Our work is an example of application of big data analysis in laboratory setting, enabling real estimates of incidence of reinfection, to identify factors affecting reinfection, such as strains of the virus or patient immune characteristics, and ponder the involvement of the vaccine in this pandemic. The Big Data concept refers to a complex analysis of a huge set of data, which requires the use of dedicated analytical and statistical approaches. The method uses advanced computational methods to extract information from datasets and build new association models. There are multiple sources of data (administrative databases, electronic health records, epidemiological studies), so it is important to develop an appropriate integration and analysis system to translate the information from analysed data to appropriate clinical decisions.

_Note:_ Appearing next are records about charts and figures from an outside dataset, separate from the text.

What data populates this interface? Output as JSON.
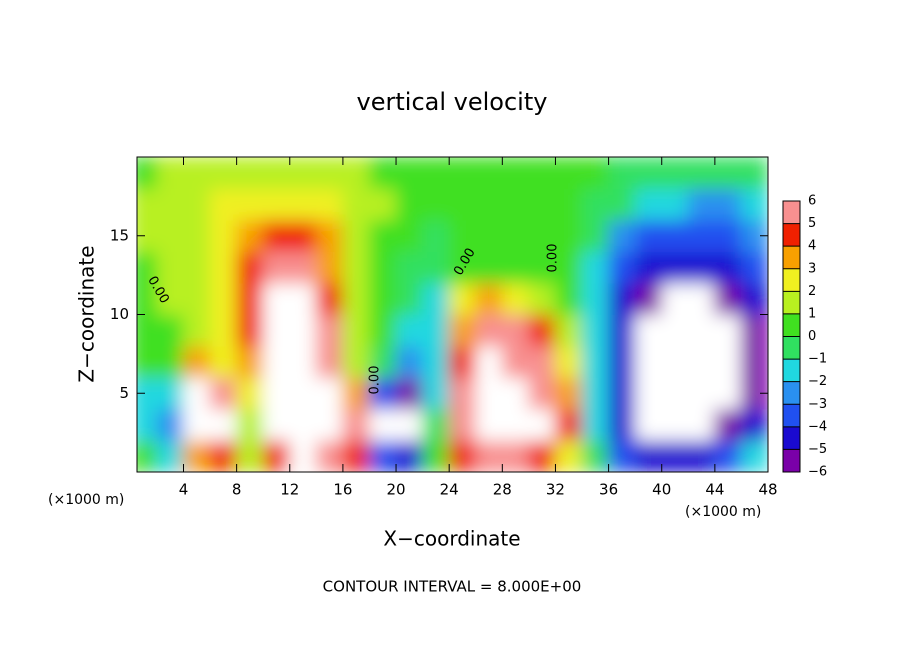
{
  "chart_data": {
    "type": "heatmap",
    "title": "vertical velocity",
    "x_label": "X−coordinate",
    "y_label": "Z−coordinate",
    "x_unit_left": "(×1000 m)",
    "x_unit_right": "(×1000 m)",
    "footer": "CONTOUR INTERVAL = 8.000E+00",
    "contour_labels": [
      "0.00",
      "0.00",
      "0.00",
      "0.00"
    ],
    "xlim": [
      0.5,
      48
    ],
    "ylim": [
      0,
      20
    ],
    "xticks": [
      4,
      8,
      12,
      16,
      20,
      24,
      28,
      32,
      36,
      40,
      44,
      48
    ],
    "yticks": [
      5,
      10,
      15
    ],
    "x": [
      1,
      3,
      5,
      7,
      9,
      11,
      13,
      15,
      17,
      19,
      21,
      23,
      25,
      27,
      29,
      31,
      33,
      35,
      37,
      39,
      41,
      43,
      45,
      47
    ],
    "y": [
      1,
      3,
      5,
      7,
      9,
      11,
      13,
      15,
      17,
      19
    ],
    "z": [
      [
        0,
        -2,
        3,
        4,
        1,
        4,
        7,
        5,
        4,
        -4,
        -5,
        0,
        4,
        5,
        5,
        4,
        2,
        -1,
        -4,
        -5,
        -5,
        -5,
        -4,
        -2
      ],
      [
        -2,
        -3,
        7,
        7,
        1,
        7,
        8,
        7,
        5,
        -7,
        -7,
        -1,
        5,
        8,
        8,
        7,
        4,
        -2,
        -5,
        -7,
        -7,
        -7,
        -6,
        -5
      ],
      [
        -2,
        -2,
        7,
        5,
        2,
        7,
        8,
        7,
        3,
        -4,
        -6,
        -2,
        5,
        8,
        7,
        5,
        3,
        -2,
        -5,
        -7,
        -8,
        -8,
        -7,
        -6
      ],
      [
        0,
        0,
        3,
        2,
        3,
        7,
        8,
        6,
        1,
        -1,
        -3,
        -2,
        4,
        7,
        6,
        5,
        2,
        -2,
        -5,
        -7,
        -8,
        -8,
        -7,
        -6
      ],
      [
        0,
        0,
        1,
        2,
        4,
        7,
        8,
        5,
        1,
        0,
        -2,
        -2,
        3,
        5,
        5,
        4,
        1,
        -2,
        -5,
        -7,
        -7,
        -7,
        -7,
        -6
      ],
      [
        0.5,
        1,
        1,
        2,
        4,
        7,
        7,
        4,
        1,
        0,
        -1,
        -2,
        2,
        3,
        2,
        1,
        0,
        -2,
        -5,
        -6,
        -7,
        -7,
        -6,
        -5
      ],
      [
        0.5,
        1,
        1,
        2,
        4,
        6,
        6,
        3,
        1,
        0,
        -1,
        -1,
        0.5,
        0.5,
        0.5,
        0,
        0,
        -2,
        -4,
        -5,
        -5,
        -5,
        -5,
        -4
      ],
      [
        1,
        1,
        1.5,
        2,
        3,
        4,
        4,
        3,
        1.5,
        0.5,
        0,
        -0.5,
        0.5,
        0.5,
        0.5,
        0,
        0,
        -1,
        -3,
        -4,
        -4,
        -4,
        -4,
        -3
      ],
      [
        1,
        1.5,
        1.5,
        2,
        2,
        2,
        2,
        2,
        1.5,
        1,
        0.5,
        0.5,
        0.5,
        0.5,
        0.5,
        0.5,
        0,
        -0.5,
        -1,
        -2,
        -2,
        -3,
        -3,
        -2
      ],
      [
        0.5,
        1,
        1,
        1,
        1,
        1,
        1,
        1,
        1,
        0.5,
        0.5,
        0.5,
        0.5,
        0.5,
        0.5,
        0.5,
        0.5,
        0,
        -0.5,
        -0.5,
        -1,
        -1,
        -1,
        -1
      ]
    ],
    "clim": [
      -6,
      6
    ],
    "colors": [
      "#7a00a8",
      "#1a0ad0",
      "#2050f0",
      "#2a90f0",
      "#20d8e0",
      "#30e060",
      "#40e020",
      "#b8f020",
      "#f0f020",
      "#f8a000",
      "#f02000",
      "#f89090"
    ],
    "out_of_range_color": "#ffffff",
    "cticks": [
      {
        "value": -6,
        "label": "−6"
      },
      {
        "value": -5,
        "label": "−5"
      },
      {
        "value": -4,
        "label": "−4"
      },
      {
        "value": -3,
        "label": "−3"
      },
      {
        "value": -2,
        "label": "−2"
      },
      {
        "value": -1,
        "label": "−1"
      },
      0,
      1,
      2,
      3,
      4,
      5,
      6
    ]
  }
}
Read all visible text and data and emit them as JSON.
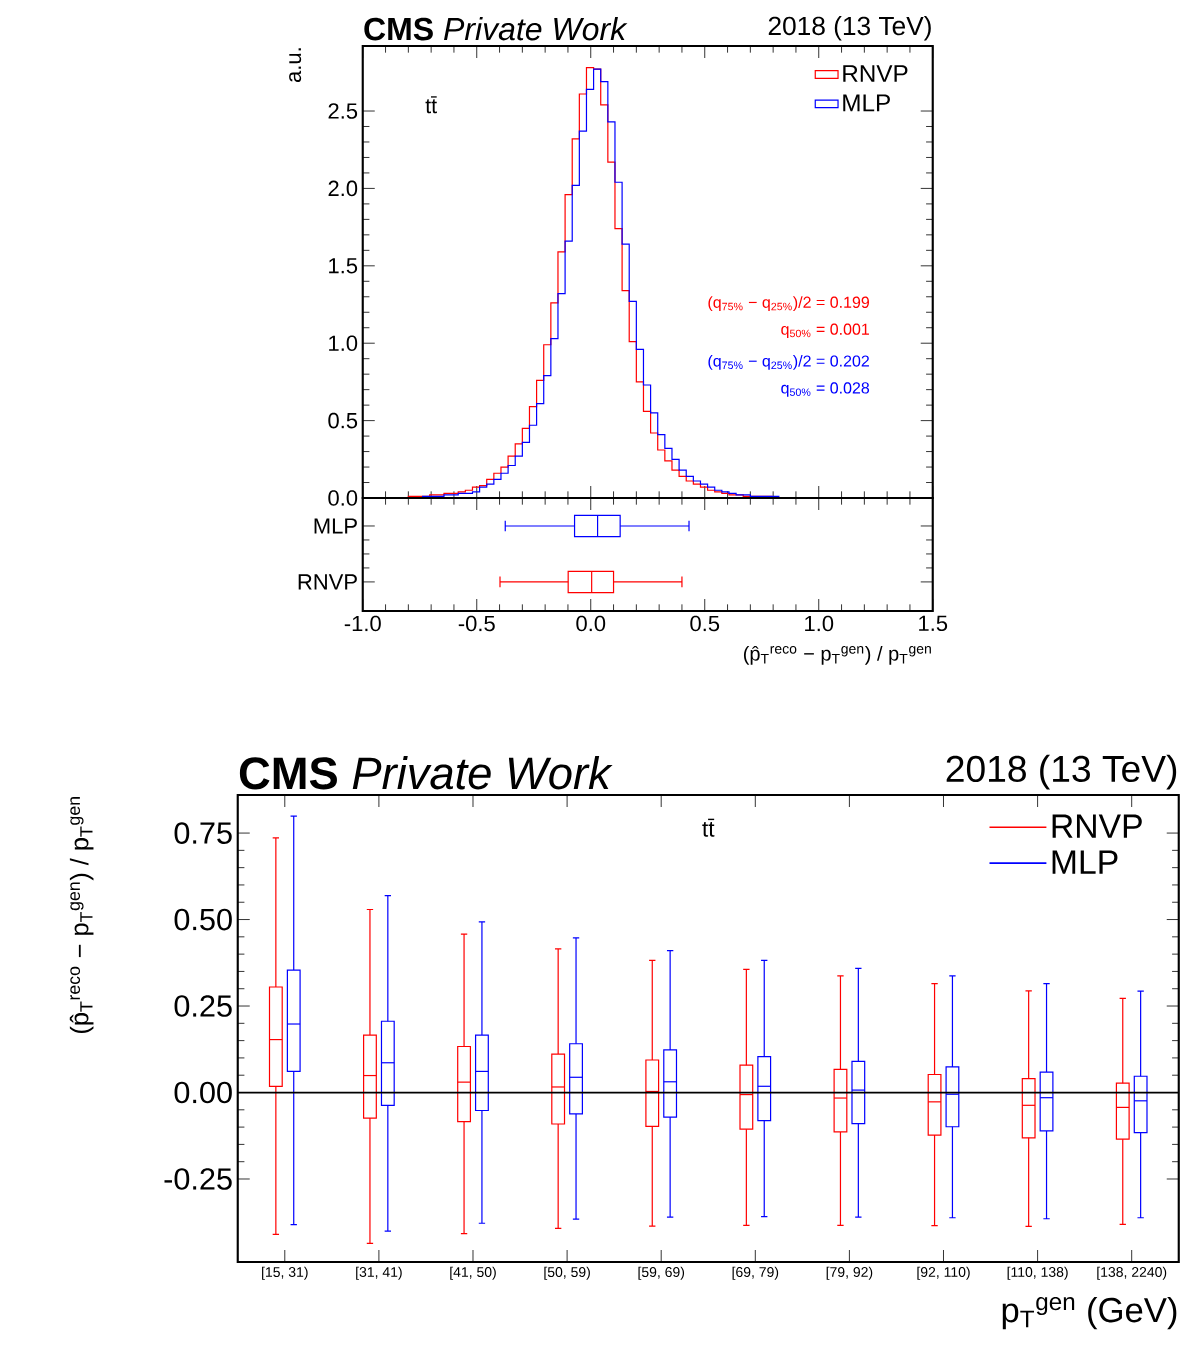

The growing data availability and greater analytical capacity, can improve results not only in the economic and financial fields, but also in public health, supporting diagnostic pathways, developing prognostic predictive models of disease, personalizing therapeutic regimens and, can also find an application in prevention initiatives [37, 38]. The application of Big Data analysis in healthcare has numerous advantages as it enables: (i) the integration of different datasets and builds different algorithms and more complex learning models to find new genetic, biological and clinical associations , (ii) direct analyses of data from an entire population, overcoming the limitations associated with statistical approaches applied to the analysis of data from a representative sample to make inference on a population (even if randomized controlled trials remain the "gold standard" to study treatment efficacy), (iii) the observation of effects of long-term treatments. However, this approach has limitations due to the high variability of data and data collection methodologies. These limits can be resolved by the use of adequate computation systems, thereby helping to reduce bias and make data more functional.
In the interpretation of our results, some limitations due to the lack of information about symptoms and immunological status of subjects analyzed, and the viral strain causing infection and reinfection, should be considered. The definition of a positive result 90 days after an initial infection as reinfection used in this analysis cannot exclude a possible reactivation of a latent infection. Further, the true rate of infection is assumed to be underestimated, as many asymptomatic subjects are not tested for viral RNA research and, among those tested, genomic sequencing is not always performed, rendering the identification of the precise variants causing infection and reinfection very difficult to make. The third factor to consider in the evaluation of reinfection, is a potential false negative molecular result at discharge and a subsequent positive result being due to persistent infection .
Our big data analysis of a complete population confirms an overall risk of reinfection by SARS-CoV-2 of 3.5%, with unvaccinated and younger subjects more susceptible to reinfection. More data will become available over time, and big data analysis will enable its timely integration into considerations of targeted strategies to control and prevent reinfection, increasing value in the patient's care pathway and supporting healthcare systems. In the meanwhile, social distancing, the use of masks and hand hygiene remain the main preventative measures against primary infection and reinfection of SARS-CoV-2. A standardized approach to identify and report reinfection cases is necessary.